Do you think part of it could be Jo's own fear of being courted and married off?

What do you think about Jo's relationship with Laurie?


Imbunche | 156 comments Yes, I never felt that Jo does not like John in particular, but rather does not like the idea of a romantic relationship for her sister. But this kind of behaviour seemed really out of place at her age.

As for Jo and Lourie that was the only relationship that actually made sense to me in the book, and I was really dissappointed about what happened.


Trix Wilkins (marchandlaurence) | 8 comments Cassandra, I like your question, "Do you think part of it could be Jo's own fear of being courted and married off?"

Yes - I think Jo is perfectly aware that real life marriages are not like romances in the novels she's reading, and even says that she likes them but only in books. I think she knows that there are things that happen in real life that books don't go into, because they are not enjoyable to read about, and that's what's frightening for her - particularly if she were to marry a poor man.

I don't think Jo objected to John marrying Meg because of his character - but because she knows with poverty comes hardship. Women didn't have the conveniences we have today - all the washing, cooking, cleaning, sewing, growing food, etc, not to mention pregnancy and caring for children, took a lot more manual labor and time (especially when women were expected to carry the brunt of most if not all the household work). Later on she reveals to her mother exactly who she had pictured Meg marrying so that her sister "could sit in the lap of luxury all her days" and that she's unhappy about that plan being spoiled.

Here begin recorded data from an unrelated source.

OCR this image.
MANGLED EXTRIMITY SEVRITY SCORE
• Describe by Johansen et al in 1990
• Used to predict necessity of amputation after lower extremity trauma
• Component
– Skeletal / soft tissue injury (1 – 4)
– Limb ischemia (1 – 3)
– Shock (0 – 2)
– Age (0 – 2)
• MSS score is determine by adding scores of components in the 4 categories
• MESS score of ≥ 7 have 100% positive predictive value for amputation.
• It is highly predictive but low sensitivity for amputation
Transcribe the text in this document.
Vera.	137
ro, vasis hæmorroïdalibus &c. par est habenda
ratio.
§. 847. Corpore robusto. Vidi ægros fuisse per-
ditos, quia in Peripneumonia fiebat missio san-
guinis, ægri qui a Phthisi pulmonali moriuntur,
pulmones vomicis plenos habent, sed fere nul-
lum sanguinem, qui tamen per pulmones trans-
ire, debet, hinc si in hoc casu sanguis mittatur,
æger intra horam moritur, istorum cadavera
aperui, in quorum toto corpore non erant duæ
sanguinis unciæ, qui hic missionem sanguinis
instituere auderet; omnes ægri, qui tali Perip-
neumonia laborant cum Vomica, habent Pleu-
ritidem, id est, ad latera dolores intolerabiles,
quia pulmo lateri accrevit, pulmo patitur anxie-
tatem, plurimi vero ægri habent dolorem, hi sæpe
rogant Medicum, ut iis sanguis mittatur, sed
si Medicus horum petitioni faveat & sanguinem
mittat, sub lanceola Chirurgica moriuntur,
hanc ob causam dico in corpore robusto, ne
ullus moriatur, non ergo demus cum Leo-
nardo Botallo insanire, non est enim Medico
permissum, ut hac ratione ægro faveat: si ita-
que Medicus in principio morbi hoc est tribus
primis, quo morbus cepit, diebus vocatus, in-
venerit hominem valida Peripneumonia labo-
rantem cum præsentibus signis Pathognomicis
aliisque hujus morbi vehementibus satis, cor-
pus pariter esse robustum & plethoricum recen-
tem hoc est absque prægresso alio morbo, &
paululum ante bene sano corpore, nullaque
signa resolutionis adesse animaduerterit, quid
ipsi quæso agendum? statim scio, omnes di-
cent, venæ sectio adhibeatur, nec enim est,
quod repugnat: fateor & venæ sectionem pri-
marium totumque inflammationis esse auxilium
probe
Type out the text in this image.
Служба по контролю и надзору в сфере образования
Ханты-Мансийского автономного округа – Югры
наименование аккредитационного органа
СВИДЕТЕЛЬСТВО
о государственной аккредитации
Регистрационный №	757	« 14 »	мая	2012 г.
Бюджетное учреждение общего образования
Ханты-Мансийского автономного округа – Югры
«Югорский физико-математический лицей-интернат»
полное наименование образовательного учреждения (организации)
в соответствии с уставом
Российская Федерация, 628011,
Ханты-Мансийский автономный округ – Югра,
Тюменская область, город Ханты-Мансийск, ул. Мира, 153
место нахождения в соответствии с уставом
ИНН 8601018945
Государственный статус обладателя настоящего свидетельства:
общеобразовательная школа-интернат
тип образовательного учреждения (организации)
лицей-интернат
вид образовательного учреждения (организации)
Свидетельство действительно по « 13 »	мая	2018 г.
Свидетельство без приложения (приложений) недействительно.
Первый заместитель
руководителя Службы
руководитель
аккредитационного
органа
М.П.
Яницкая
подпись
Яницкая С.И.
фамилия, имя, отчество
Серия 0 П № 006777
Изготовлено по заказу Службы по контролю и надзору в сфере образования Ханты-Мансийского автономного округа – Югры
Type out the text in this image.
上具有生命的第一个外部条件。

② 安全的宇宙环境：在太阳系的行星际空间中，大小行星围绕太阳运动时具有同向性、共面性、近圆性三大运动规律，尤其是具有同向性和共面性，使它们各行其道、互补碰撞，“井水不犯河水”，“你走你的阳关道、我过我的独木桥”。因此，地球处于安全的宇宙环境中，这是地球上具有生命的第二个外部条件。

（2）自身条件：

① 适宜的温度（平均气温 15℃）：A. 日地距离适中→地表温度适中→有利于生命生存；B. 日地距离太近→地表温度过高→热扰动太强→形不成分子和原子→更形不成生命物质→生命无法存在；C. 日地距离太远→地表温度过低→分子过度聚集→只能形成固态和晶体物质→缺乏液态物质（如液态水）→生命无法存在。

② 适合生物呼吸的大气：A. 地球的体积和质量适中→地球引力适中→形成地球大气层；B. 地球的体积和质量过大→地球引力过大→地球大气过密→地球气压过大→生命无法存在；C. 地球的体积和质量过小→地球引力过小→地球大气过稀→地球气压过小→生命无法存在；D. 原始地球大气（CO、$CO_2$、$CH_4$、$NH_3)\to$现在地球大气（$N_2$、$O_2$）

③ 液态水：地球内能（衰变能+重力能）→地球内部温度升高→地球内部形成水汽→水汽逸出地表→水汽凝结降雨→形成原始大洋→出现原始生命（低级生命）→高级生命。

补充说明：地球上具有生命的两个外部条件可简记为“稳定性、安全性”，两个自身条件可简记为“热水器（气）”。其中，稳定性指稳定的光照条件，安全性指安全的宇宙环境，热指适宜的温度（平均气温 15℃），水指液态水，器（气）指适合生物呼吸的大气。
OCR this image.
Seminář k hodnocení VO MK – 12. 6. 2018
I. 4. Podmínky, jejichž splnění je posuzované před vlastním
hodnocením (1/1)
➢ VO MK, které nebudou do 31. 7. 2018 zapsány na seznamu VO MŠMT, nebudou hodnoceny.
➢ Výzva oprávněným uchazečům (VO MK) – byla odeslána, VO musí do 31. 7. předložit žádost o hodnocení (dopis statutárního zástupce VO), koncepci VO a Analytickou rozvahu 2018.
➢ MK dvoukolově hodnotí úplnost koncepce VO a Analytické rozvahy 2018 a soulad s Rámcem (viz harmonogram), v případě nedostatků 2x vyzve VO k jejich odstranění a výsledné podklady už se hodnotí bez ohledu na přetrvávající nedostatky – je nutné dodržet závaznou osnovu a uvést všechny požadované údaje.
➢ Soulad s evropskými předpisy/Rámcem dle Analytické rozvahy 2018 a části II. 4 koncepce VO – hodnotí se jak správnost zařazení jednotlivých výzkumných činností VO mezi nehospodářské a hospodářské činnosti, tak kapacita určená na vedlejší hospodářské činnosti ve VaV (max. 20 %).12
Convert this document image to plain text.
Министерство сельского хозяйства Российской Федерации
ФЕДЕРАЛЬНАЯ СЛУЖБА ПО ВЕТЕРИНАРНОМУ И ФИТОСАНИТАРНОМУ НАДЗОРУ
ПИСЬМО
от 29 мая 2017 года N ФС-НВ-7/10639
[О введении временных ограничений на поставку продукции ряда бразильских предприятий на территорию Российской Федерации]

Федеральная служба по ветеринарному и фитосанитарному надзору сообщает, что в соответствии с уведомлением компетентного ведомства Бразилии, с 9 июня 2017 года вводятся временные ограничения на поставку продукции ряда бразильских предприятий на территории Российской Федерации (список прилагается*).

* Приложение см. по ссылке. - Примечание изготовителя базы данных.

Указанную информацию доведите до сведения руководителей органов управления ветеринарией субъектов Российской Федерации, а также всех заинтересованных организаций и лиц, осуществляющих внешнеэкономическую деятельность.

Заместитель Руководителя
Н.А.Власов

Jo and Laurie - I thoroughly enjoyed reading about their friendship in this section. The book started off with the fun of a new friendship - all the running and skating together, going to the theatre, performing plays, etc. This section went into the tension a bit more in terms of conflict and disagreements, living through some difficult times of stress and uncertainty, and how they handled them. I like how Laurie cheered Jo on when he finds out about her attempts to get published, how Jo 'managed' the reconciliation between Laurie and his grandfather after Laurie's prank on Meg, that they both wanted to reconcile after spending a day miffed with each other, Laurie's comforting Jo while they were waiting for Mrs March to return for Beth, and Jo's encouraging Laurie to continue in his generosity in the same way as his looking out for a poorer student at school. The relationship increases in depth and appreciation between the two for each other's character and talents, as well as understanding of and working around (or even working with) each other's weaknesses.

By the end of Chapter 23 it seems that the two have established the foundations for a lasting relationship, especially with this exchange:
"I'm not good for much, I know; but I'll stand by you Jo, all the days of my life; upon my word I will!"
"I know you will, and I'm ever so much obliged; you are always a great comfort to me, Teddy."


Zoë Neo | 214 comments I definitely think fear of change was a factor in Jo's reaction. They are such a close family and they have their routines and Meg getting married would change that.

I agree that 16 does seem a bit old for such an extreme reaction but when I read it she seems younger than 16 in the way she acts, so the reaction didn't completely surprise me.


message 9: by Becky (new) - added it

Becky | 131 comments I agree that I think Jo was just afraid of losing her older sister. I am so happy that Meg married John though. I think they are a good match and I loved when Meg told off her Aunt. I thought that part was really great.

I'm excited to see what happens to Jo now that Meg isn't around to help keep her in check. Also, the way Laurie was talking about how Jo would be next has me very curious.